Para ajudá-la no transporte por milhares de milhas, ela recruta um bandoleiro que salva da forca, interpretado por Tommy Lee Jones em uma de suas melhores performances nos últimos anos. "Como ator, eu ouvi cuidadosamente meu diretor", disparou o cineasta em um mais um dos vários resmungos ao longo da entrevista. "Fazer as duas funções é um problema, mas a solução."

Os ataques de Tommy Lee Jones não pararam por aí. Perguntando sobre a escolha do elenco, mandou: "Procuramos por pessoas que sabem ler, não é difícil". Sobre a mistura de comédia e drama no seu personagem, um beberrão andarilho, falou: "Eu escrevi o roteiro, eu sabia que era assim". E acerca da jornada do protagonista: "O filme fala por si mesmo".

Por sorte, esse sarcasmo todo não interfere no longa. O tom sensível do filme só não se reflete no aspecto dramático das tragédias, o que pode ser um reflexo da personalidade do ator/diretor, mesmo que seja para evitar a ideia de que ele poderia fazer cenas mais violentas. Talvez temendo ser tido como um diretor bruto, ele tenha preferido suavizar em vez de chocar.

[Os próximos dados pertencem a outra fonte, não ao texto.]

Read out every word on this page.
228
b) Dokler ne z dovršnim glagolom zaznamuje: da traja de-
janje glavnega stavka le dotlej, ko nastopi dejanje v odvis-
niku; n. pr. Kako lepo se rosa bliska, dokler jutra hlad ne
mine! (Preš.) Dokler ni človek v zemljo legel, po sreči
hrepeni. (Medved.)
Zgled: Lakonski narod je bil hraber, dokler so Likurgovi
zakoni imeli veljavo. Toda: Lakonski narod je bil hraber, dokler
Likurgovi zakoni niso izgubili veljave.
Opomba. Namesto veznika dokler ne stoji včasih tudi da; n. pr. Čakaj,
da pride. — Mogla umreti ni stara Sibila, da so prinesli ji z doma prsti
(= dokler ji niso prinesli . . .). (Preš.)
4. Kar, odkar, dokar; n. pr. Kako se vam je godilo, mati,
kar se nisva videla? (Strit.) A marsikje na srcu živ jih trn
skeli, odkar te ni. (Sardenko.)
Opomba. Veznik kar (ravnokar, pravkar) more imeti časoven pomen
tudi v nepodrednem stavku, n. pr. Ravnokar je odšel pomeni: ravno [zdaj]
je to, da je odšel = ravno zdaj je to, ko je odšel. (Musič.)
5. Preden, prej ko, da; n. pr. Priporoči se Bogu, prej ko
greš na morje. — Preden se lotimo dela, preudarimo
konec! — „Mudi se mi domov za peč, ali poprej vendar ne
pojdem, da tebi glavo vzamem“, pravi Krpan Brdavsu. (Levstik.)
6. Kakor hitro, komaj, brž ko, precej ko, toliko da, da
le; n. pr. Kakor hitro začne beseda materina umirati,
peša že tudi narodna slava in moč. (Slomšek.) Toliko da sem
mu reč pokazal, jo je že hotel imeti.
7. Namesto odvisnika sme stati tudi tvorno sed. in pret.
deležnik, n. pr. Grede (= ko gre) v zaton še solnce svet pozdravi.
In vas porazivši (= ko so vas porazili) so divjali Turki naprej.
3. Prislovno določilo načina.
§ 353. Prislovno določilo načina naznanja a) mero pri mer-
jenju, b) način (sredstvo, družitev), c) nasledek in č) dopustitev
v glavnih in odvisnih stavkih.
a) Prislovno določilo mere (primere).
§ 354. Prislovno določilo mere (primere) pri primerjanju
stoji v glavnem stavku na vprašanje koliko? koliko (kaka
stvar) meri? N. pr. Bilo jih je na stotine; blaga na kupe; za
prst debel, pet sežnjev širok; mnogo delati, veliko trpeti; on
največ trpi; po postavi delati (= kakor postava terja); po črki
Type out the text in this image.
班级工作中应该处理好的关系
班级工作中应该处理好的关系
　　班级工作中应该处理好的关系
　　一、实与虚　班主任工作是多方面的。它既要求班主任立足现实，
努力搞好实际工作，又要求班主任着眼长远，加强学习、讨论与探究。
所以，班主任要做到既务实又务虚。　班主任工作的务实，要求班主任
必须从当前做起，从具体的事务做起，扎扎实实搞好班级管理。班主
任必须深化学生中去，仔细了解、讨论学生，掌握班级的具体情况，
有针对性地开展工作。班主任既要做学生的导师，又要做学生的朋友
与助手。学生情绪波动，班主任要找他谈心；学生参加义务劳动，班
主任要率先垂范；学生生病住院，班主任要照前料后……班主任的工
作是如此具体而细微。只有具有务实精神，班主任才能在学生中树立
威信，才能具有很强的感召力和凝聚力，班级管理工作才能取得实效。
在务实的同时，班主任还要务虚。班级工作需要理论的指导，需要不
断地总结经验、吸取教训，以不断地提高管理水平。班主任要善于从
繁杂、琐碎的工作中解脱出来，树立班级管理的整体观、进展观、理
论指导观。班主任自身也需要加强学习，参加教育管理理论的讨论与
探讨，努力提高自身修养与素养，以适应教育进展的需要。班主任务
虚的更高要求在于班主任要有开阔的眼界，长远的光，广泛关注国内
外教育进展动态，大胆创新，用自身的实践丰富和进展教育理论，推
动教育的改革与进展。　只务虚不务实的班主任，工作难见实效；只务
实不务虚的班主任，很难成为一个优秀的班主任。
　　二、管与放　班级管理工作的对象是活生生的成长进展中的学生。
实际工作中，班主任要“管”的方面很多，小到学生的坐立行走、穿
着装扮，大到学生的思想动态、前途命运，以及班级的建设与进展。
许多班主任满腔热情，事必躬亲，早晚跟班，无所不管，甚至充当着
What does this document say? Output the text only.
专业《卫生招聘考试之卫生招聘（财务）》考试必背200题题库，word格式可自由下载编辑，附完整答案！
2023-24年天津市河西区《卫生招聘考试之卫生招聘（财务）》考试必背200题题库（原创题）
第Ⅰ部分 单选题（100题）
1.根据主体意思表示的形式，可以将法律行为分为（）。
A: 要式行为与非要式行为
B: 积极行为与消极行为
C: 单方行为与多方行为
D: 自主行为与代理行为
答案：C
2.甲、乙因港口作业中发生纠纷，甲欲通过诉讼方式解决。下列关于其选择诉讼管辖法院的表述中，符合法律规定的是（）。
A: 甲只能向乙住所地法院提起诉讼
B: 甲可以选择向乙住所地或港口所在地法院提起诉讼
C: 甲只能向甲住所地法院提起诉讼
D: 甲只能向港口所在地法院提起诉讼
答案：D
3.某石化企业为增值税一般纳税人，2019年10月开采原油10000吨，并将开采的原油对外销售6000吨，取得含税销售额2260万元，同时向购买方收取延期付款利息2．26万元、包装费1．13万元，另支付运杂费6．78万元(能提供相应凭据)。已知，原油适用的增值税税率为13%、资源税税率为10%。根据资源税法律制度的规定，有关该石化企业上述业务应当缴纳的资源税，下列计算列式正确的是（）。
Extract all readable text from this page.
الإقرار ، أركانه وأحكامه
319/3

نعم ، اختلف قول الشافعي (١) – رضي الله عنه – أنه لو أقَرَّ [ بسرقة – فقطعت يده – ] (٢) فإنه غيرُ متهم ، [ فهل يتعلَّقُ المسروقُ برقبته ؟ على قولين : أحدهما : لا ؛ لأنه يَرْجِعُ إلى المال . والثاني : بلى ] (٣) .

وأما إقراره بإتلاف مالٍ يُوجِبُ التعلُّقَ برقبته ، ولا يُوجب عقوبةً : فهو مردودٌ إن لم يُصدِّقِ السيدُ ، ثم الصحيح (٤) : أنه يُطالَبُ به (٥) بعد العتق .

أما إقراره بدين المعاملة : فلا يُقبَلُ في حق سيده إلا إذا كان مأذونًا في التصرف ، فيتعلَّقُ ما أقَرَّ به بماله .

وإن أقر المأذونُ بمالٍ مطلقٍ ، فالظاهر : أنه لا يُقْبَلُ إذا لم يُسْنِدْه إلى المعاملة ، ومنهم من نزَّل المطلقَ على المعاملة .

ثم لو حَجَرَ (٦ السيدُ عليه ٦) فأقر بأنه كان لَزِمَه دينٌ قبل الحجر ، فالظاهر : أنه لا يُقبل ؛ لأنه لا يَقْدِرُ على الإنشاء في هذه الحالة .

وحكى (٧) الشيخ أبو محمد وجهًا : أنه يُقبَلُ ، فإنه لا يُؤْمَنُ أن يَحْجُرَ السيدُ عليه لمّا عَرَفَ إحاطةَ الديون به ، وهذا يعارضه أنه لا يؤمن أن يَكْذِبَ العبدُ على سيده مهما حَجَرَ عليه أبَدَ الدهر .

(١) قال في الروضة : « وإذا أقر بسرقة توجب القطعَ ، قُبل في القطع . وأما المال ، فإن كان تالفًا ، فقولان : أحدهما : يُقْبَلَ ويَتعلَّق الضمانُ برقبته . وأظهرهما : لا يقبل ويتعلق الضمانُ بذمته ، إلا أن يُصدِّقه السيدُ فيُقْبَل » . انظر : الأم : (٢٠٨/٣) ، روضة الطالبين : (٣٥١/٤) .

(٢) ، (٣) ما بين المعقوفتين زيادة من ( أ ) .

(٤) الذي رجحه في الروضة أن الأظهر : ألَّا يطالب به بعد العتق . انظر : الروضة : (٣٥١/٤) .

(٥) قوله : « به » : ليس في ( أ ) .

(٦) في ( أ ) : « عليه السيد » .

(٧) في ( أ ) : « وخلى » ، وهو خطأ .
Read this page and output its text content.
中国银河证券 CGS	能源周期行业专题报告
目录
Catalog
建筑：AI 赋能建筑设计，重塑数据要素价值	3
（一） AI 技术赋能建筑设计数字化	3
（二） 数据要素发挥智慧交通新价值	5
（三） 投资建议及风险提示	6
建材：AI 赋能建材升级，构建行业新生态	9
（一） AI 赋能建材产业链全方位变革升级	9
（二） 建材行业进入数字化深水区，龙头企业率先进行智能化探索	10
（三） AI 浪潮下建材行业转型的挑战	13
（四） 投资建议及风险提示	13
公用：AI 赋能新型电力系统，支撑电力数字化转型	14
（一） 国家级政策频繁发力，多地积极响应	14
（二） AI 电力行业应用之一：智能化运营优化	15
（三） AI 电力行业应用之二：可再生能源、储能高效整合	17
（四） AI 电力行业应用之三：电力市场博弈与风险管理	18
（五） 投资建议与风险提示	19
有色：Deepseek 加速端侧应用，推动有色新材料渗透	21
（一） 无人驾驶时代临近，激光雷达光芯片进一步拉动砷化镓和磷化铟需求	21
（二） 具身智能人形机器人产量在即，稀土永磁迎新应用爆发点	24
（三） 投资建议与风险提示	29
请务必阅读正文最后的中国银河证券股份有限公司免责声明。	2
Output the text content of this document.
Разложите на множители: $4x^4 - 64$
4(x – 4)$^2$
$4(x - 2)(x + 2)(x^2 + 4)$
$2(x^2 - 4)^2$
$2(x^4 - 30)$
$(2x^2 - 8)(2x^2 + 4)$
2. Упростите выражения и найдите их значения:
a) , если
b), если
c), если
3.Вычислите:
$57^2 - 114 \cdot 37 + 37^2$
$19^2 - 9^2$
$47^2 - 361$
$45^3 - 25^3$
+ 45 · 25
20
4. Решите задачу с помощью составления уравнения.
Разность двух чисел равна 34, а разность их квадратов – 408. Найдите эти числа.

Ainda assim, "The Homesman" é um faroeste esquisito, sem grandes tiroteios, mas repleto de questionamentos morais, planos belíssimos (cortesia do diretor de fotografia Rodrigo Prieto) e boa música. "O supervisor musical, que, por sinal, é meu filho, fez uma extensa pesquisa na biblioteca nacional para encontrar canções raras daquela época", disse o americano, finalmente entusiasmado em responder alguma pergunta. "E ele toca o banjo na última cena."